Senegal's Constitutional Court on Monday authorised five candidates, including outgoing head of state Macky Sall, to contest presidential elections next month but blocked two prominent opposition figures.
The seven-member court barred, as expected, former Dakar mayor Khalifa Sall and ex-minister Karim Wade because of convictions for misuse of public funds.
The four other candidates in the February 24 vote will be a rising opposition MP, Ousmane Sonko; former prime minister Idrissa Seck; Madicke Niang, an associate of former president Abdoulaye Wade; and El Hadji Sall, of the Unity and Assembly Party (PUR).
The list published on Monday was provisional, and candidates have until January 20 to file any appeal.
President Sall, 57, who is not related to the two other men of the same name, was elected in 2012, taking the helm of one of West Africa's most prosperous and stable countries.
The former French colony is seen as a model of democracy in the region, having never experienced a coup d'etat and successfully staging peaceful transfers of power in 2000 and 2012.
Amnesty International's regional director, Alioune Tine, said the list issued by the Constitutional Court was "hardly a surprise" but was still "an enormous risk" for Senegal's credentials.
Fairness of trials questioned
However, international and regional organisations as well as human rights groups have questioned the fairness of some trials -- notably those of Karim Wade and Khalifa Sall.
Thousands of supporters of both politicians have staged protests in recent months calling for fair and transparent elections while challenging the impartiality of the justice and interior ministries.
Khalifa Sall, 63, one of Senegal's most popular politicians, was handed a five-year jail term last March for fraudulent use of public funds, a conviction that he said was politically motivated. He appealed it unsuccessfully.

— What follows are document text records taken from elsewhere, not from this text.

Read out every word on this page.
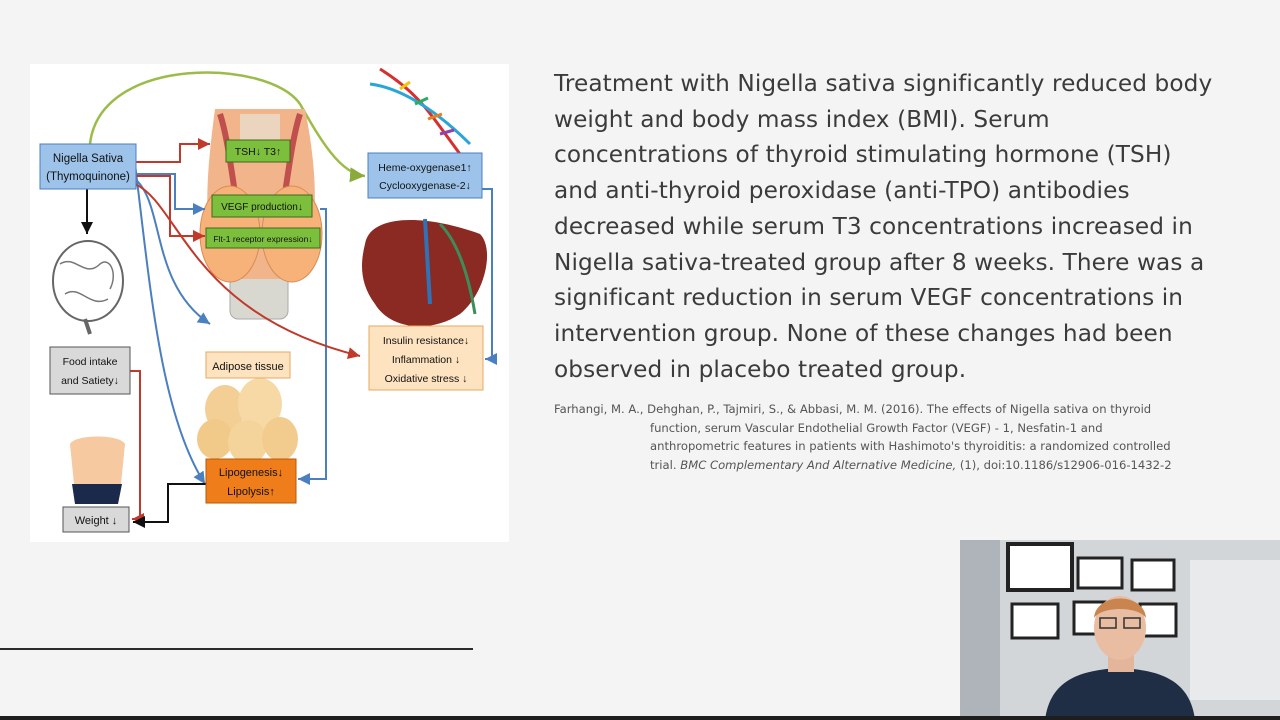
Nigella Sativa
(Thymoquinone)
TSH↓ T3↑
VEGF production↓
Flt-1 receptor expression↓
Heme-oxygenase1↑
Cyclooxygenase-2↓
Insulin resistance↓
Inflammation ↓
Oxidative stress ↓
Food intake
and Satiety↓
Adipose tissue
Lipogenesis↓
Lipolysis↑
Weight ↓

Treatment with Nigella sativa significantly reduced body weight and body mass index (BMI). Serum concentrations of thyroid stimulating hormone (TSH) and anti-thyroid peroxidase (anti-TPO) antibodies decreased while serum T3 concentrations increased in Nigella sativa-treated group after 8 weeks. There was a significant reduction in serum VEGF concentrations in intervention group. None of these changes had been observed in placebo treated group.

Farhangi, M. A., Dehghan, P., Tajmiri, S., & Abbasi, M. M. (2016). The effects of Nigella sativa on thyroid
function, serum Vascular Endothelial Growth Factor (VEGF) - 1, Nesfatin-1 and
anthropometric features in patients with Hashimoto's thyroiditis: a randomized controlled
trial. BMC Complementary And Alternative Medicine, (1), doi:10.1186/s12906-016-1432-2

A dissident member of the Socialist Party, Sall began his political activism at the age of 11.
He went on to hold various ministerial portfolios before being elected mayor of the capital in 2009 and reelected in 2014, a position that catapulted him to nationwide prominence.
Karim Wade, 50, was widely seen as being groomed to succeed his father, former president Wade.
Paris-educated, he served as minister of state for international cooperation from 2009 to 2012.
In 2015, shortly after his father's party, the centrist Senegalese Democratic Party (PDS), designated him its candidate for the next presidential elections, Wade was given a six-year jail term for "illegal enrichment" -- amassing a fortune allegedly worth at least 178 million euros ($204 million).
Sall's big-ticket projects
President Sall pardoned Wade in 2016, although an enormous fine, the equivalent of more than 210 million euros, still stood.
The incumbent says he is confident of winning re-election in the first round set for February 24.
Adeline Van Houtte of the Economist Intelligence Unit said "potentially the biggest opposition threat could come from Sonko, who makes intensive and efficient use of social media" to promote a "nationalist economic agenda."
In the runup to the elections, Sall has stepped up high-profile visits, notably attending the inauguration of big-ticket projects.
They include the opening of a new stretch of motorway, the inauguration of a black heritage museum and, on Monday, ceremonies for a fast train line between Dakar and a new town, Diamnadio, being built around 25 kilometres (16 miles) from the capital.